ガレの庭 花々と声なきものたちの言葉 | 没後100年 宮川香山 [美術展]

ガレの庭.jpg
2016年1月16日(土)~4月10日(日)
東京都庭園美術館(本館・新館)

宮川香山展.jpg
2016年2月24日(水)~4月17日(日)
サントリー美術館

エミール・ガレはアール・ヌーヴォーを代表するフランスのガラス工芸家、宮川香山は明治時代の陶工です。この春、二人の展覧会が東京庭園美術館とサントリー美術館でほぼ同時期に開催されました。ガラスと陶磁器という違いはあるけれども、器の表面に生き物や草花を装飾する造形に共通点があります。ガレは1846年生まれ、香山は1842年生まれのたった4つ違い。2人の作品にはお互いの影響があったのでしょうか、あったとしたらどちらがオリジナルなのでしょう。

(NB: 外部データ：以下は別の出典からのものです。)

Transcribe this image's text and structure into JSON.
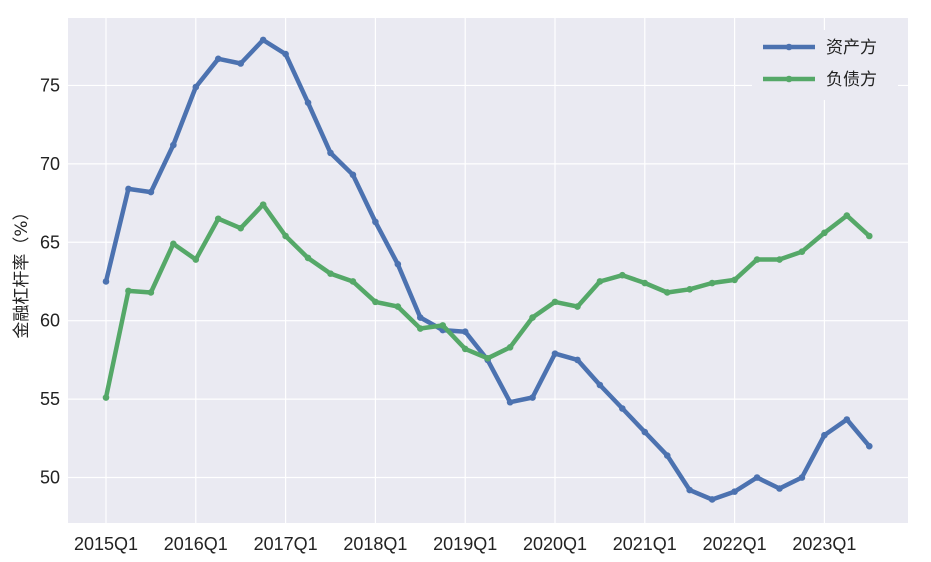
{
  "chart_data": {
    "type": "line",
    "title": "",
    "xlabel": "",
    "ylabel": "金融杠杆率（%）",
    "categories": [
      "2015Q1",
      "2015Q2",
      "2015Q3",
      "2015Q4",
      "2016Q1",
      "2016Q2",
      "2016Q3",
      "2016Q4",
      "2017Q1",
      "2017Q2",
      "2017Q3",
      "2017Q4",
      "2018Q1",
      "2018Q2",
      "2018Q3",
      "2018Q4",
      "2019Q1",
      "2019Q2",
      "2019Q3",
      "2019Q4",
      "2020Q1",
      "2020Q2",
      "2020Q3",
      "2020Q4",
      "2021Q1",
      "2021Q2",
      "2021Q3",
      "2021Q4",
      "2022Q1",
      "2022Q2",
      "2022Q3",
      "2022Q4",
      "2023Q1",
      "2023Q2",
      "2023Q3"
    ],
    "x_tick_labels": [
      "2015Q1",
      "2016Q1",
      "2017Q1",
      "2018Q1",
      "2019Q1",
      "2020Q1",
      "2021Q1",
      "2022Q1",
      "2023Q1"
    ],
    "y_ticks": [
      50,
      55,
      60,
      65,
      70,
      75
    ],
    "ylim": [
      47.1,
      79.3
    ],
    "grid": true,
    "legend_position": "top-right",
    "series": [
      {
        "name": "资产方",
        "color": "#4c72b0",
        "values": [
          62.5,
          68.4,
          68.2,
          71.2,
          74.9,
          76.7,
          76.4,
          77.9,
          77.0,
          73.9,
          70.7,
          69.3,
          66.3,
          63.6,
          60.2,
          59.4,
          59.3,
          57.5,
          54.8,
          55.1,
          57.9,
          57.5,
          55.9,
          54.4,
          52.9,
          51.4,
          49.2,
          48.6,
          49.1,
          50.0,
          49.3,
          50.0,
          52.7,
          53.7,
          52.0
        ]
      },
      {
        "name": "负债方",
        "color": "#55a868",
        "values": [
          55.1,
          61.9,
          61.8,
          64.9,
          63.9,
          66.5,
          65.9,
          67.4,
          65.4,
          64.0,
          63.0,
          62.5,
          61.2,
          60.9,
          59.5,
          59.7,
          58.2,
          57.6,
          58.3,
          60.2,
          61.2,
          60.9,
          62.5,
          62.9,
          62.4,
          61.8,
          62.0,
          62.4,
          62.6,
          63.9,
          63.9,
          64.4,
          65.6,
          66.7,
          65.4
        ]
      }
    ]
  }
}
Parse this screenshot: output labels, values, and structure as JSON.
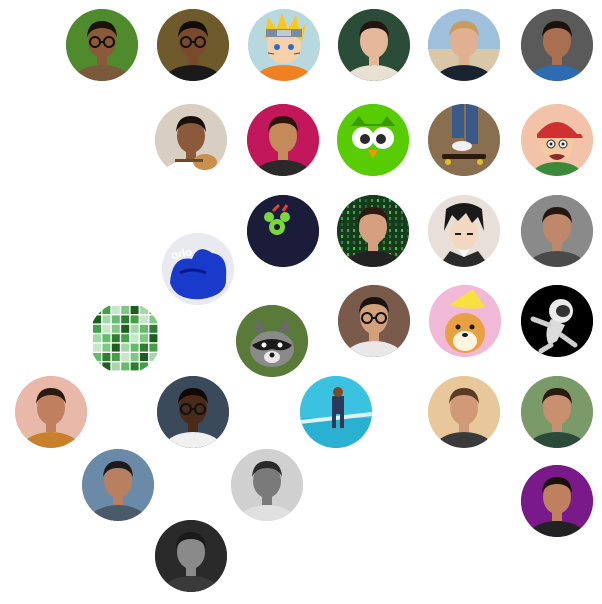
{
  "avatars": [
    {
      "id": "a1",
      "kind": "person",
      "bg": "#4f8a2c",
      "skin": "#8a5a3a",
      "hair": "#1d1208",
      "shirt": "#7a5a3a",
      "glasses": true,
      "icon": "person-glasses-green-bg"
    },
    {
      "id": "a2",
      "kind": "person",
      "bg": "#6e5a2a",
      "skin": "#7a4a2e",
      "hair": "#120b06",
      "shirt": "#1a1a1a",
      "glasses": true,
      "icon": "person-glasses-dark"
    },
    {
      "id": "a3",
      "kind": "naruto",
      "bg": "#b8d8e0",
      "icon": "anime-naruto"
    },
    {
      "id": "a4",
      "kind": "person",
      "bg": "#2c4c3a",
      "skin": "#e6b89a",
      "hair": "#231410",
      "shirt": "#e8e0d0",
      "glasses": false,
      "icon": "person-smiling"
    },
    {
      "id": "a5",
      "kind": "beach",
      "bg": "#7fa7c8",
      "skin": "#e0b090",
      "hair": "#c89a60",
      "shirt": "#1a2430",
      "icon": "person-beach"
    },
    {
      "id": "a6",
      "kind": "person",
      "bg": "#5a5a5a",
      "skin": "#a87050",
      "hair": "#1c120c",
      "shirt": "#2d6cb0",
      "glasses": false,
      "icon": "person-blue-shirt"
    },
    {
      "id": "b1",
      "kind": "guitar",
      "bg": "#d8cfc2",
      "skin": "#8a5a3a",
      "hair": "#1a100a",
      "shirt": "#ffffff",
      "icon": "person-guitar"
    },
    {
      "id": "b2",
      "kind": "person",
      "bg": "#c2185b",
      "skin": "#c48a5a",
      "hair": "#2a1608",
      "shirt": "#2a2a2a",
      "glasses": false,
      "icon": "person-beard-pink-bg"
    },
    {
      "id": "b3",
      "kind": "owl",
      "bg": "#58cc02",
      "icon": "duolingo-owl"
    },
    {
      "id": "b4",
      "kind": "skate",
      "bg": "#8a6e50",
      "icon": "skateboard"
    },
    {
      "id": "b5",
      "kind": "cartoon",
      "bg": "#f2c3a8",
      "icon": "cartoon-boy-cap"
    },
    {
      "id": "c1",
      "kind": "bee",
      "bg": "#1a1c3a",
      "icon": "moon-bee-logo"
    },
    {
      "id": "c2",
      "kind": "matrix",
      "bg": "#1a3a20",
      "skin": "#d6a080",
      "hair": "#2a1a10",
      "shirt": "#222",
      "icon": "person-matrix-bg"
    },
    {
      "id": "c3",
      "kind": "anime",
      "bg": "#e8e0d8",
      "icon": "anime-man"
    },
    {
      "id": "c4",
      "kind": "person",
      "bg": "#8a8a8a",
      "skin": "#c0886a",
      "hair": "#241710",
      "shirt": "#4a4a4a",
      "glasses": false,
      "icon": "person-grey-hoodie"
    },
    {
      "id": "d1",
      "kind": "qrlo",
      "bg": "#e8eaf0",
      "text": "qrlo",
      "icon": "blue-hands"
    },
    {
      "id": "e1",
      "kind": "grid",
      "bg": "#ffffff",
      "icon": "green-grid"
    },
    {
      "id": "e2",
      "kind": "raccoon",
      "bg": "#5a7a3a",
      "icon": "raccoon"
    },
    {
      "id": "e3",
      "kind": "person",
      "bg": "#7a5a4a",
      "skin": "#d2a07a",
      "hair": "#1a1410",
      "shirt": "#e8e8e8",
      "glasses": true,
      "icon": "person-glasses-white-shirt"
    },
    {
      "id": "e4",
      "kind": "dog",
      "bg": "#f2b8d8",
      "icon": "dog-yellow-hat"
    },
    {
      "id": "e5",
      "kind": "astronaut",
      "bg": "#000000",
      "icon": "astronaut"
    },
    {
      "id": "f1",
      "kind": "person",
      "bg": "#e8b8a8",
      "skin": "#c08060",
      "hair": "#2a1a10",
      "shirt": "#c8802a",
      "glasses": false,
      "icon": "person-orange-shirt"
    },
    {
      "id": "f2",
      "kind": "person",
      "bg": "#3a4a5a",
      "skin": "#4a2a18",
      "hair": "#100806",
      "shirt": "#f0f0f0",
      "glasses": true,
      "icon": "person-sunglasses"
    },
    {
      "id": "f3",
      "kind": "pool",
      "bg": "#3ac2e0",
      "icon": "person-pool"
    },
    {
      "id": "f4",
      "kind": "person",
      "bg": "#e8c89a",
      "skin": "#d09a78",
      "hair": "#5a3a20",
      "shirt": "#3a3a3a",
      "glasses": false,
      "icon": "person-bald-beard"
    },
    {
      "id": "f5",
      "kind": "person",
      "bg": "#7a9a6a",
      "skin": "#c89070",
      "hair": "#2a1a10",
      "shirt": "#2a4a3a",
      "glasses": false,
      "icon": "person-outdoor"
    },
    {
      "id": "g1",
      "kind": "person",
      "bg": "#6a8aa8",
      "skin": "#b88060",
      "hair": "#1a1a1a",
      "shirt": "#4a5a6a",
      "glasses": false,
      "icon": "person-standing"
    },
    {
      "id": "g2",
      "kind": "person",
      "bg": "#d0d0d0",
      "skin": "#7a7a7a",
      "hair": "#2a2a2a",
      "shirt": "#e0e0e0",
      "glasses": false,
      "icon": "person-grayscale"
    },
    {
      "id": "g3",
      "kind": "person",
      "bg": "#7a1a8a",
      "skin": "#c08060",
      "hair": "#1a1008",
      "shirt": "#222",
      "glasses": false,
      "icon": "person-purple-bg"
    },
    {
      "id": "h1",
      "kind": "person",
      "bg": "#2a2a2a",
      "skin": "#8a8a8a",
      "hair": "#1a1a1a",
      "shirt": "#3a3a3a",
      "glasses": false,
      "icon": "person-dark-bw"
    }
  ]
}
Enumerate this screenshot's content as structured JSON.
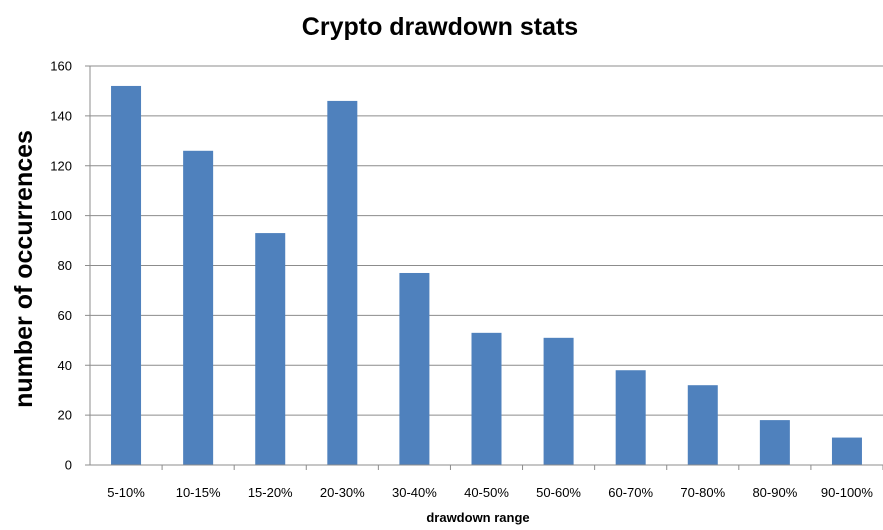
{
  "colors": {
    "bar": "#4F81BD",
    "grid": "#8C8C8C",
    "axis": "#8C8C8C",
    "text": "#000000",
    "background": "#FFFFFF"
  },
  "chart_data": {
    "type": "bar",
    "title": "Crypto drawdown stats",
    "xlabel": "drawdown range",
    "ylabel": "number of occurrences",
    "categories": [
      "5-10%",
      "10-15%",
      "15-20%",
      "20-30%",
      "30-40%",
      "40-50%",
      "50-60%",
      "60-70%",
      "70-80%",
      "80-90%",
      "90-100%"
    ],
    "values": [
      152,
      126,
      93,
      146,
      77,
      53,
      51,
      38,
      32,
      18,
      11
    ],
    "ylim": [
      0,
      160
    ],
    "yticks": [
      0,
      20,
      40,
      60,
      80,
      100,
      120,
      140,
      160
    ],
    "grid": true,
    "legend": "none"
  }
}
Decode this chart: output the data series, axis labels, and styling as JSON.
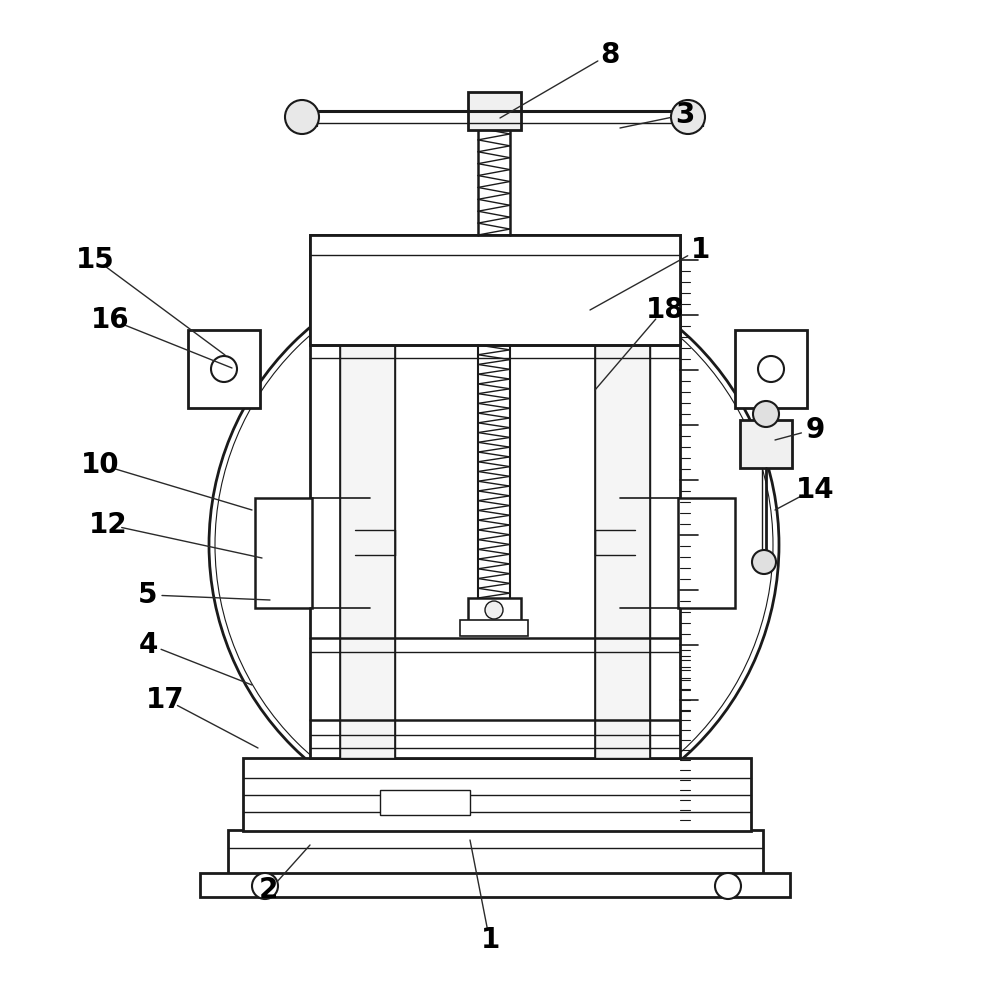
{
  "bg_color": "#ffffff",
  "lc": "#1a1a1a",
  "figsize": [
    9.95,
    10.0
  ],
  "dpi": 100,
  "annotations": [
    [
      "8",
      610,
      55,
      500,
      118
    ],
    [
      "3",
      685,
      115,
      620,
      128
    ],
    [
      "1",
      700,
      250,
      590,
      310
    ],
    [
      "18",
      665,
      310,
      595,
      390
    ],
    [
      "9",
      815,
      430,
      775,
      440
    ],
    [
      "14",
      815,
      490,
      775,
      510
    ],
    [
      "15",
      95,
      260,
      225,
      355
    ],
    [
      "16",
      110,
      320,
      232,
      368
    ],
    [
      "10",
      100,
      465,
      252,
      510
    ],
    [
      "12",
      108,
      525,
      262,
      558
    ],
    [
      "5",
      148,
      595,
      270,
      600
    ],
    [
      "4",
      148,
      645,
      252,
      685
    ],
    [
      "17",
      165,
      700,
      258,
      748
    ],
    [
      "2",
      268,
      890,
      310,
      845
    ],
    [
      "1",
      490,
      940,
      470,
      840
    ]
  ]
}
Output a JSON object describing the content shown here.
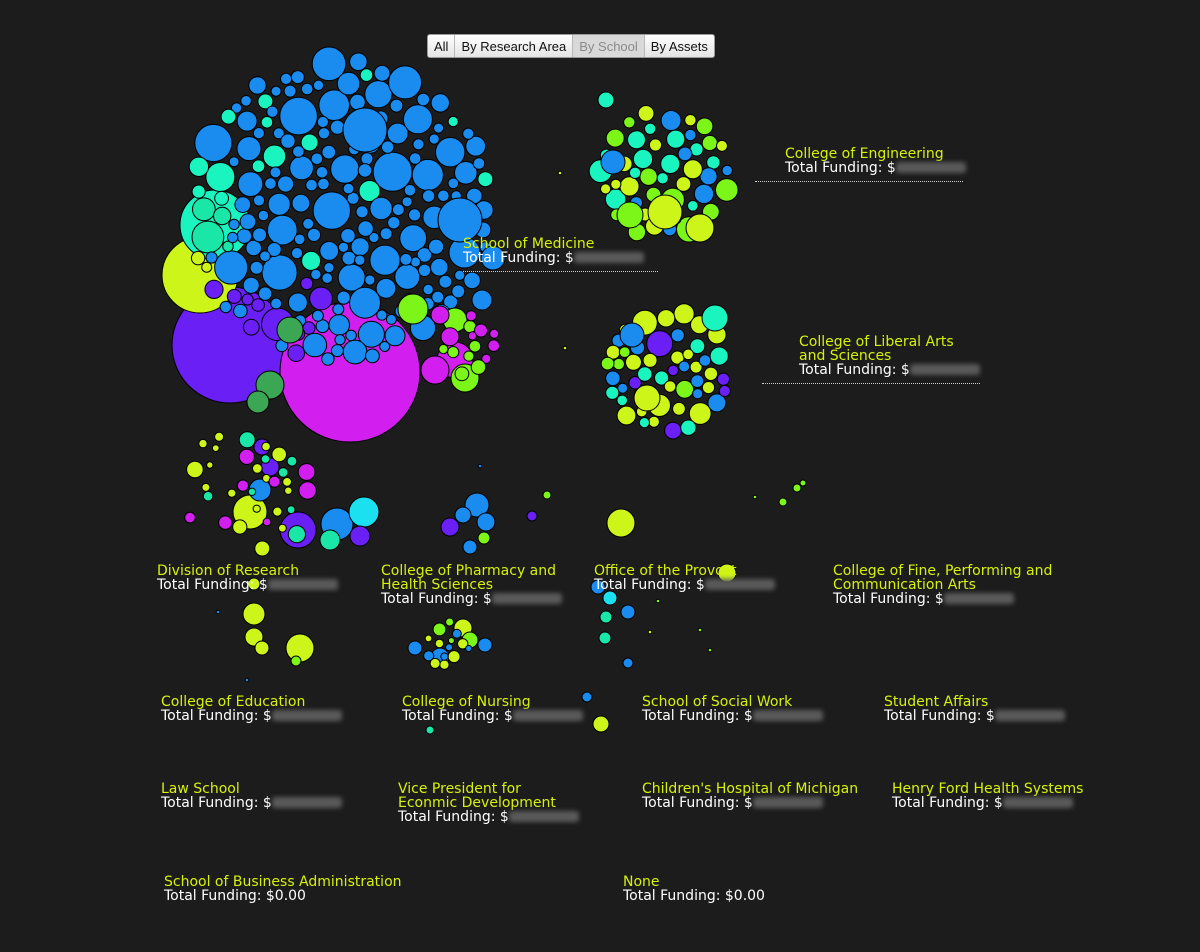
{
  "toolbar": {
    "buttons": [
      {
        "label": "All",
        "active": false
      },
      {
        "label": "By Research Area",
        "active": false
      },
      {
        "label": "By School",
        "active": true
      },
      {
        "label": "By Assets",
        "active": false
      }
    ]
  },
  "funding_prefix": "Total Funding: $",
  "colors": {
    "background": "#1c1c1c",
    "label": "#d6f20a",
    "text": "#ffffff",
    "palette": [
      "#1a8cf0",
      "#d21ff0",
      "#6a1ff5",
      "#cdf51a",
      "#7cf519",
      "#1af5c0",
      "#3ba653",
      "#1ae0f0",
      "#1ae6a8"
    ]
  },
  "groups": [
    {
      "id": "medicine",
      "name_lines": [
        "School of Medicine"
      ],
      "funding": null
    },
    {
      "id": "engineering",
      "name_lines": [
        "College of Engineering"
      ],
      "funding": null
    },
    {
      "id": "liberal-arts",
      "name_lines": [
        "College of Liberal Arts",
        "and Sciences"
      ],
      "funding": null
    },
    {
      "id": "research",
      "name_lines": [
        "Division of Research"
      ],
      "funding": null
    },
    {
      "id": "pharmacy",
      "name_lines": [
        "College of Pharmacy and",
        "Health Sciences"
      ],
      "funding": null
    },
    {
      "id": "provost",
      "name_lines": [
        "Office of the Provost"
      ],
      "funding": null
    },
    {
      "id": "fine-arts",
      "name_lines": [
        "College of Fine, Performing and",
        "Communication Arts"
      ],
      "funding": null
    },
    {
      "id": "education",
      "name_lines": [
        "College of Education"
      ],
      "funding": null
    },
    {
      "id": "nursing",
      "name_lines": [
        "College of Nursing"
      ],
      "funding": null
    },
    {
      "id": "social-work",
      "name_lines": [
        "School of Social Work"
      ],
      "funding": null
    },
    {
      "id": "student-affairs",
      "name_lines": [
        "Student Affairs"
      ],
      "funding": null
    },
    {
      "id": "law",
      "name_lines": [
        "Law School"
      ],
      "funding": null
    },
    {
      "id": "vp-econ",
      "name_lines": [
        "Vice President for",
        "Econmic Development"
      ],
      "funding": null
    },
    {
      "id": "childrens",
      "name_lines": [
        "Children's Hospital of Michigan"
      ],
      "funding": null
    },
    {
      "id": "henry-ford",
      "name_lines": [
        "Henry Ford Health Systems"
      ],
      "funding": null
    },
    {
      "id": "business",
      "name_lines": [
        "School of Business Administration"
      ],
      "funding": "0.00"
    },
    {
      "id": "none",
      "name_lines": [
        "None"
      ],
      "funding": "0.00"
    }
  ]
}
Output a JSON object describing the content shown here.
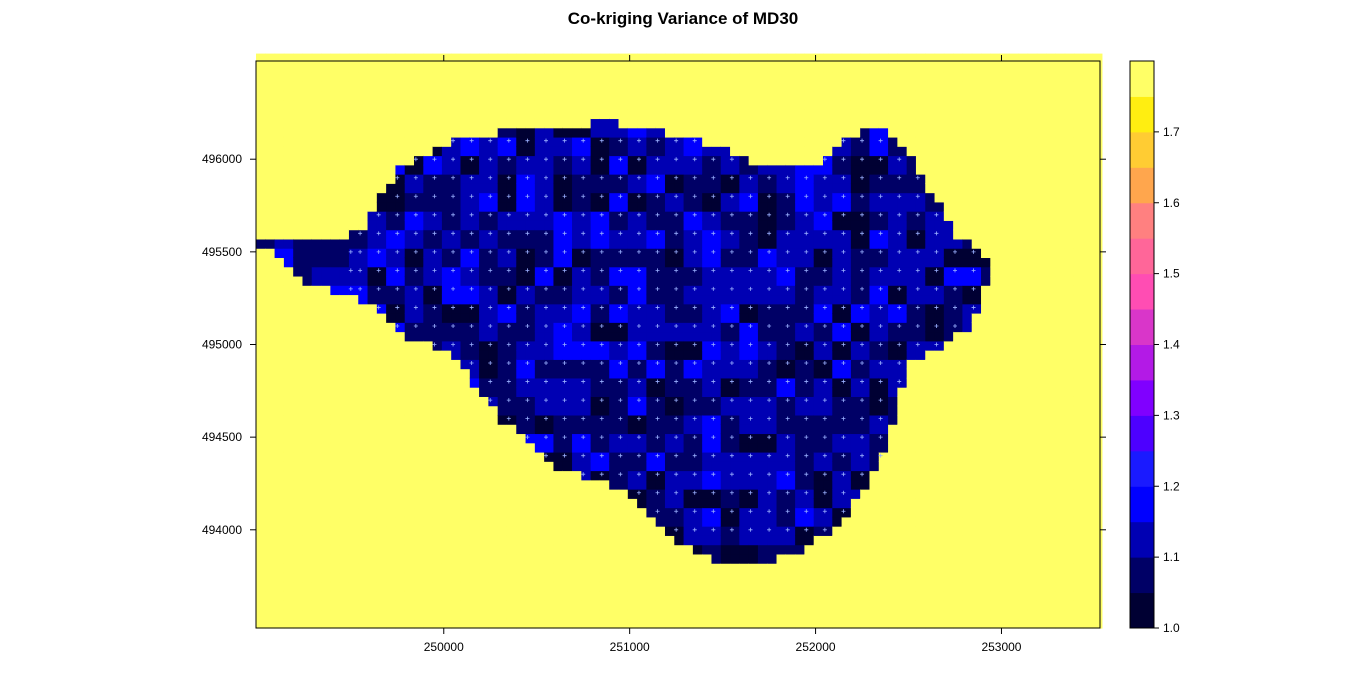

私自身、ガレは知っていましたが、宮川香山のことは名前さえ知りませんでした。知名度ではガレが勝っているし、香山の方がガレの影響を受けたのかと思っていたら、実際はその逆でガレの方が香山が生み出した真葛焼にインスパイアされたらしいです。ジャポニズムって浮世絵だけかと思っていたら、こんなところにまで及んでいたのですね。

宮川香山の器に施された猫や蟹や植物の精緻なことったらありません。まるで動き出すんじゃないかと思うような写実性の高さ。アーティストというより職人芸です。一方、ガレの器は単なる装飾というよりも哲学的な世界観を表すものとして蛙や昆虫のモチーフを使っています。作品に詩文が付されているものも多く、職人というよりアーティスト。この2人のスタンスの違いって東洋と西洋の違いなのかしら。展覧会が重なったのは偶然なのでしょうが、面白く見比べることができました。しかし、香山の器もガレのガラスも、実用には向きませんね。